If an application only uses BetterGEDCOM as a means to import and export data as a means of data transfer, then it must be able
to read or write a BetterGEDCOM file that contains data with input Evidence and output Conclusions permanently separated on different Person records as per the proposal. Hence, it will probably
do something similar on its own files.
- John Smith is first found as a 5y old, in the 1880 census, living in New York. The information relating to John is manually extracted from the source, and a person entered into the application’s file containing only that data from 1880;
- A baptism for a John Smith is found in New York in 1875. Is this the same John? We don’t know yet. The information relating to this John is extracted from the source, and another person entered into the file containing only that data;
- We then mentally select the information from those two records, because we believe that they apply to the same human being;
- We do some analysis on the selected evidence and come to the conclusion (or working hypothesis) that, because of something, these two records refer to the same human. (Not sure yet where this analysis should be recorded);
- The two persons mentioned above have provided input Evidence to an Analysis, and are therefore referred to as “Evidence Persons”;
- Using the application, we then manually create a third person named John Smith where we record the details from both the baptism and census that our analysis has concluded are acceptably correct and belong to the same person. This third John Smith records the output Conclusions from an Analysis process, and is therefore referred to as a “Conclusion Person”. Again, feel free to regard this as a “Current Working Hypothesis Person” if you feel that Conclusions is too final a term but note that ESM uses the word “conclusion”;
- As part of the creation of the output “Conclusion Person”, the application must mark up the input “Evidence persons” so that they both point to the output “Conclusion Person”;
If we then find the 1900 census for our John Smith, we go through a similar Analysis process, with its own input “Evidence Persons” and its own output “Evidence person”. One input “Evidence Person” will contain only the data from the 1900 census. The other input “Evidence Person” will be the current working hypothesis for John Smith, the one that contains details from the 1875 baptism and
the 1880 census. Assuming we can show the new census belongs to the same John Smith, then our new
output “Evidence person” will be another new person record containing details from the 1875 baptism, the 1880 and 1900 census.
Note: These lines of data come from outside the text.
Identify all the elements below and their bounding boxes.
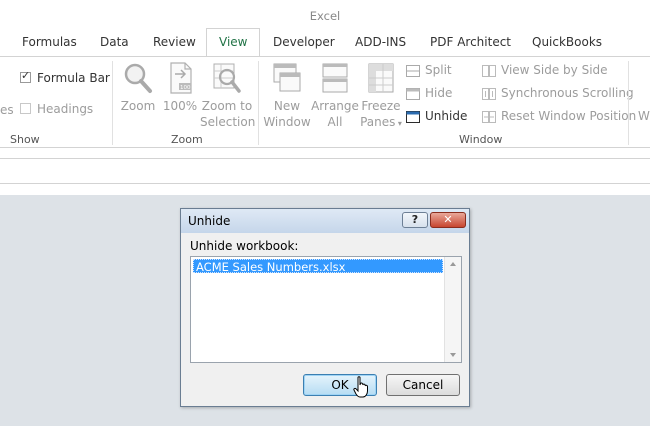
title-bar: Excel [0,0,650,28]
group-label-show: Show [10,133,40,146]
panes-label: Panes [360,115,396,129]
group-label-zoom: Zoom [171,133,203,146]
workbook-listbox[interactable]: ACME Sales Numbers.xlsx [190,256,462,363]
partial-gridlines-label: es [0,103,14,117]
formula-bar-label[interactable]: Formula Bar [37,71,110,85]
scroll-up-arrow-icon[interactable] [450,262,456,266]
side-by-side-icon [482,65,496,77]
dropdown-arrow-icon: ▾ [395,119,402,128]
dialog-title-bar[interactable]: Unhide ? ✕ [181,209,469,233]
arrange-all-icon [322,63,348,93]
tab-data[interactable]: Data [100,28,129,56]
new-window-button[interactable]: New Window [262,61,312,130]
view-side-by-side-button[interactable]: View Side by Side [501,63,608,77]
window-label: Window [263,115,311,129]
formula-bar-area [0,148,650,195]
zoom-selection-icon [213,63,241,93]
unhide-workbook-label: Unhide workbook: [190,239,299,253]
zoom-label: Zoom [120,99,156,113]
hand-cursor-icon [353,376,368,398]
partial-switch-windows-label: W [638,109,650,123]
zoom-100-icon: 100 [170,62,192,94]
formula-bar-checkbox[interactable] [20,69,31,83]
hide-button[interactable]: Hide [425,86,452,100]
tab-add-ins[interactable]: ADD-INS [355,28,406,56]
tab-pdf-architect[interactable]: PDF Architect [430,28,511,56]
freeze-panes-icon [368,63,394,93]
zoom-100-label: 100% [162,99,198,113]
list-item[interactable]: ACME Sales Numbers.xlsx [193,259,443,274]
zoom-to-label: Zoom to [201,99,253,113]
headings-label[interactable]: Headings [37,102,93,116]
headings-checkbox[interactable] [20,103,31,114]
group-label-window: Window [459,133,503,146]
all-label: All [327,115,343,129]
dialog-title: Unhide [188,214,231,228]
arrange-all-button[interactable]: Arrange All [311,61,359,130]
tab-quickbooks[interactable]: QuickBooks [532,28,602,56]
new-window-icon [273,63,301,92]
ribbon: es Formula Bar Headings Show Zoom 100 10… [0,56,650,148]
unhide-icon [406,111,420,123]
unhide-button[interactable]: Unhide [425,109,467,123]
sync-scroll-icon [482,88,496,100]
scroll-down-arrow-icon[interactable] [450,353,456,357]
freeze-panes-button[interactable]: Freeze Panes ▾ [358,61,404,132]
tab-developer[interactable]: Developer [273,28,335,56]
hide-icon [406,88,420,100]
unhide-dialog: Unhide ? ✕ Unhide workbook: ACME Sales N… [180,208,470,407]
svg-text:100: 100 [180,85,191,91]
split-button[interactable]: Split [425,63,452,77]
tab-review[interactable]: Review [153,28,196,56]
group-separator [628,61,629,145]
split-icon [406,65,420,77]
new-label: New [273,99,301,113]
reset-window-icon [482,111,496,123]
freeze-label: Freeze [361,99,401,113]
reset-window-position-button[interactable]: Reset Window Position [501,109,636,123]
group-separator [112,61,113,145]
magnifier-icon [124,63,152,93]
zoom-button[interactable]: Zoom [118,61,158,114]
ribbon-tabs: Formulas Data Review View Developer ADD-… [0,28,650,57]
synchronous-scrolling-button[interactable]: Synchronous Scrolling [501,86,634,100]
cancel-button[interactable]: Cancel [386,374,460,396]
listbox-scrollbar[interactable] [444,257,461,362]
zoom-to-selection-button[interactable]: Zoom to Selection [200,61,256,130]
tab-view[interactable]: View [206,28,261,57]
window-title: Excel [309,9,341,23]
tab-formulas[interactable]: Formulas [22,28,77,56]
help-button[interactable]: ? [402,212,428,228]
formula-bar[interactable] [0,158,650,184]
close-button[interactable]: ✕ [430,212,466,228]
group-separator [258,61,259,145]
zoom-100-button[interactable]: 100 100% [160,61,200,114]
selection-label: Selection [200,115,256,129]
arrange-label: Arrange [311,99,359,113]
We now have a tree of John Smith persons.
The John Smith record containing just details from the 1875 baptism and the 1880 census is now an output “Evidence person” from the first Analysis and, at the same time, an input “Evidence Person” to the second Analysis. Because the 1875 / 1880 John Smith now points to the 1875 / 1880 / 1900 John Smith, we know that the 1875 / 1880 John Smith is no longer the current
working hypothesis is simply the one at the top of the tree. The current
working hypothesis person does not point to anyone else – that is how we can distinguish that this person is the current
working hypothesis person.
And only one layer
Immediately after John Smith’s 1880 data has been entered into the file, there is only person record in the file for him. At this stage there has been no Analysis, so is this person an evidence person or a conclusion person? It is proposed that:
This record does not point to any other person and is therefore the current
working hypothesis person. Since a current working hypothesis person is usually a conclusion person, we can decide to call this person a conclusion person.
Also, since the person contains only evidence from sources, we can decide to call this person an evidence person.